Avik Roy explains for Forbes readers why a proposal co-sponsored by U.S. Sen. Richard Burr, R-N.C., represents the best alternative to date to the troubled Affordable Care Act.

The latest entry into this field—and thus far, the best—is the new Coburn-Burr-Hatch proposal, called the Patient Choice, Affordability, Responsibility, and Empowerment Act. (They abbreviate this as the “Patient CARE Act”; I’ll call it Coburn-Burr-Hatch, or CBH.)

CBH would repeal Obamacare, and replace it with a set of more market-oriented reforms. One key point right at the start: the authors “believe our proposal is roughly budget neutral over a decade.” That is to say, for all the reconfiguring it does to the health-care system, it doesn’t substantially reduce the deficit. It may modestly reduce the amount of federal spending and taxation. The Senate trio aims to have their proposal fiscally scored by an outside group of economists, most likely Doug Holtz-Eakin’s Center for Health and Economy.

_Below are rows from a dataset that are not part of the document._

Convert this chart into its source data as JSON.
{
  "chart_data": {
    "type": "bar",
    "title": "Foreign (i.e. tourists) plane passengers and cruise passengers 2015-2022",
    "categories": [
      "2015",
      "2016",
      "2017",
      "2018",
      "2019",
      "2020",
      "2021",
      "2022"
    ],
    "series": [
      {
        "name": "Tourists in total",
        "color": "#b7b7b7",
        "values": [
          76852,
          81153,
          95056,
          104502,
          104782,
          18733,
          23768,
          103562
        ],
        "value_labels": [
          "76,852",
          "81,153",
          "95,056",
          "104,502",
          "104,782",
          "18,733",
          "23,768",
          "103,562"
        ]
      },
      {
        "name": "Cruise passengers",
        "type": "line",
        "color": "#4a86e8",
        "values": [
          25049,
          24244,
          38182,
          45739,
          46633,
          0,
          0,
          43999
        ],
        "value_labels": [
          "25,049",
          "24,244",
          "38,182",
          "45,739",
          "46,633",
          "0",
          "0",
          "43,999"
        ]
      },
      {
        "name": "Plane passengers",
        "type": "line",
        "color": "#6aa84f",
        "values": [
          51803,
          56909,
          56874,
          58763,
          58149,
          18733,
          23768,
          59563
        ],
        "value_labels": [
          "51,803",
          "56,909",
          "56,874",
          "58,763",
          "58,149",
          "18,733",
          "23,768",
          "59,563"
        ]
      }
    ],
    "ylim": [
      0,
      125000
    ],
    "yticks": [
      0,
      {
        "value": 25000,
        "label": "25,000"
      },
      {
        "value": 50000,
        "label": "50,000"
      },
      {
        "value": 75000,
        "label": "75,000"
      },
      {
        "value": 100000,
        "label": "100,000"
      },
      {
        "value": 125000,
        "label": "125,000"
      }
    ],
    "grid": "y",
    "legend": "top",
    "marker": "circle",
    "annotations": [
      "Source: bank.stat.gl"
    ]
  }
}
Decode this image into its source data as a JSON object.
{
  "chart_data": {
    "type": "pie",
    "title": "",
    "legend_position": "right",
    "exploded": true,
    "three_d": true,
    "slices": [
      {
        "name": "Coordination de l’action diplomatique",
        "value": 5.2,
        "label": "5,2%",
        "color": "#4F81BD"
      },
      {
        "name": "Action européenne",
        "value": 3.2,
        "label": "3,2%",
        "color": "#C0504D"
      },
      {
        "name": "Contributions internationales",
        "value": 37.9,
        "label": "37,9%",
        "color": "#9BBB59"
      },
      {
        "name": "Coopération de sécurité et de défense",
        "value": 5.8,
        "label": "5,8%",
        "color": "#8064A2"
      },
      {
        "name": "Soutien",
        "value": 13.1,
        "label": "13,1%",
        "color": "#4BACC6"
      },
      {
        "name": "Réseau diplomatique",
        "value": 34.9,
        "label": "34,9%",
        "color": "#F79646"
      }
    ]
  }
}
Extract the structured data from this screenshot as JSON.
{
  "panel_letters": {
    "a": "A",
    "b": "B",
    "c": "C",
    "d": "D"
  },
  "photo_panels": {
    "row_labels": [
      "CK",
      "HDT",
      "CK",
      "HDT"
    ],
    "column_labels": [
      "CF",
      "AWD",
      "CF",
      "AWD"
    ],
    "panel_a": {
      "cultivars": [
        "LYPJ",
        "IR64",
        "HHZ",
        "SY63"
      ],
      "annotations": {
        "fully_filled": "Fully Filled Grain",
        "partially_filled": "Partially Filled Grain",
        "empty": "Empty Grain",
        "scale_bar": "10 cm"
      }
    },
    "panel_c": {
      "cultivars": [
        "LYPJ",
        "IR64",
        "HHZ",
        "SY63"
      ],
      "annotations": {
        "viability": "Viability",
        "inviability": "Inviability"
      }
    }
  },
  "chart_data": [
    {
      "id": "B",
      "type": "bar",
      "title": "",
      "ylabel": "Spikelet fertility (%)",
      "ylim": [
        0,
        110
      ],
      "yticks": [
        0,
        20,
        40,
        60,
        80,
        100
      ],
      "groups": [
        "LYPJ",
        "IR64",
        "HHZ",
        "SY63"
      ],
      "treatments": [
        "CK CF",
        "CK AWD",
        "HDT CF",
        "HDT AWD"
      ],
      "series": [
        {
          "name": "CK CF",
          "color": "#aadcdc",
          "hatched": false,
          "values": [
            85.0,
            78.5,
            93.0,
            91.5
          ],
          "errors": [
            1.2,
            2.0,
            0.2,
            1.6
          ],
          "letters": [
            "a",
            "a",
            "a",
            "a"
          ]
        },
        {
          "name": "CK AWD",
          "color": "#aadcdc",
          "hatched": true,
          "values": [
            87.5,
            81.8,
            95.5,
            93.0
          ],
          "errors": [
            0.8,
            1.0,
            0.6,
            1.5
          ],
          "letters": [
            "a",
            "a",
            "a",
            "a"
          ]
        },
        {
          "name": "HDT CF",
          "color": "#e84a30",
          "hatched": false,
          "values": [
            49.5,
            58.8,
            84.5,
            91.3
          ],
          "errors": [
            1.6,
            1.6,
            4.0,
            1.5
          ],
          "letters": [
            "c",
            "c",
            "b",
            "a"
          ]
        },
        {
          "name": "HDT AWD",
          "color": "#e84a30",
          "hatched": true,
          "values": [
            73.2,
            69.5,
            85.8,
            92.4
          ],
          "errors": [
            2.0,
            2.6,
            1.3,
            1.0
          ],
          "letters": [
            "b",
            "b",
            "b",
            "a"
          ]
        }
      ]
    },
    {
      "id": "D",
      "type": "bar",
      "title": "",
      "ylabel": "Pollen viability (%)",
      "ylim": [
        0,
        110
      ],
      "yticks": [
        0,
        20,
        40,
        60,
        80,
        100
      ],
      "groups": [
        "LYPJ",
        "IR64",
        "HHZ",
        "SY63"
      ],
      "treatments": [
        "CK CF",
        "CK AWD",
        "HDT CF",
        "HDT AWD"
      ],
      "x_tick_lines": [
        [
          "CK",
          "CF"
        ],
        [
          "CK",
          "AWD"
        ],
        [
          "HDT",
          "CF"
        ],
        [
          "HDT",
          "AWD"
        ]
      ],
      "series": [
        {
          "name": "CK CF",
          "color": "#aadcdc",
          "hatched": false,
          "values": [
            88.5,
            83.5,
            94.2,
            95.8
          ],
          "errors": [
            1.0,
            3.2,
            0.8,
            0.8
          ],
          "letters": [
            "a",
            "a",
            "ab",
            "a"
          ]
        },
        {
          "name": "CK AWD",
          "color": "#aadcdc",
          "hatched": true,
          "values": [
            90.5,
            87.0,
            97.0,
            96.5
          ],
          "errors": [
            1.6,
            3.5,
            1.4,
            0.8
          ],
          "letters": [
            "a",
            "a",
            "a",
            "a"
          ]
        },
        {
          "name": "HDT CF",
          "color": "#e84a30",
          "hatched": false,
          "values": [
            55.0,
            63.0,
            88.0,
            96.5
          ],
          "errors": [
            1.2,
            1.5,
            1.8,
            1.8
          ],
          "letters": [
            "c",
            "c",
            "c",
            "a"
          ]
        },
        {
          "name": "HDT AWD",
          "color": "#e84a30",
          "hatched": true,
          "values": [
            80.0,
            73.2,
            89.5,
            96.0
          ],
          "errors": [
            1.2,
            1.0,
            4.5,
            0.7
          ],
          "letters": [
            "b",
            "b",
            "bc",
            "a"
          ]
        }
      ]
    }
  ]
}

While the plan would repeal Obamacare, it would preserve some of the law’s most popular features, such as its ban on lifetime limits on insurer payouts, and its requirement that insurers cover adult children younger than 27. It would replace Obamacare’s premium hike on young people, known as age-based community rating, with a more traditional 5:1 rating band.

It wouldn’t maintain Obamacare’s individual mandate, nor its requirement that insurers offer coverage to everyone regardless of pre-existing health conditions. Instead, the plan would require insurers to make offers to everyone who has maintained “continuous coverage,” while aiding states in restoring the high-risk pools that served those who insurers won’t otherwise cover. Subsidy-eligible individuals who failed to sign up for a plan would be auto-enrolled in one priced at the same level as the subsidy for which they qualified.

The proposal would do some things highly popular on the right. It would encourage medical malpractice reform by “adopting or incentivizing states to adopt a range of solutions to tackle the problem of junk lawsuits and defensive medicine.” It would strive to expand price transparency and the supply of physicians.

Most importantly, the CBH plan would make substantial changes to the tax exclusion for employer-sponsored coverage, in order to fund subsidies for the uninsured. “Our proposal caps the tax exclusion for employee’s health coverage at 65 percent of an average plan’s cost” today, and then grows the cap at the rate of the Consumer Price Index—a common measure of inflation—plus one percent (CPI+1%).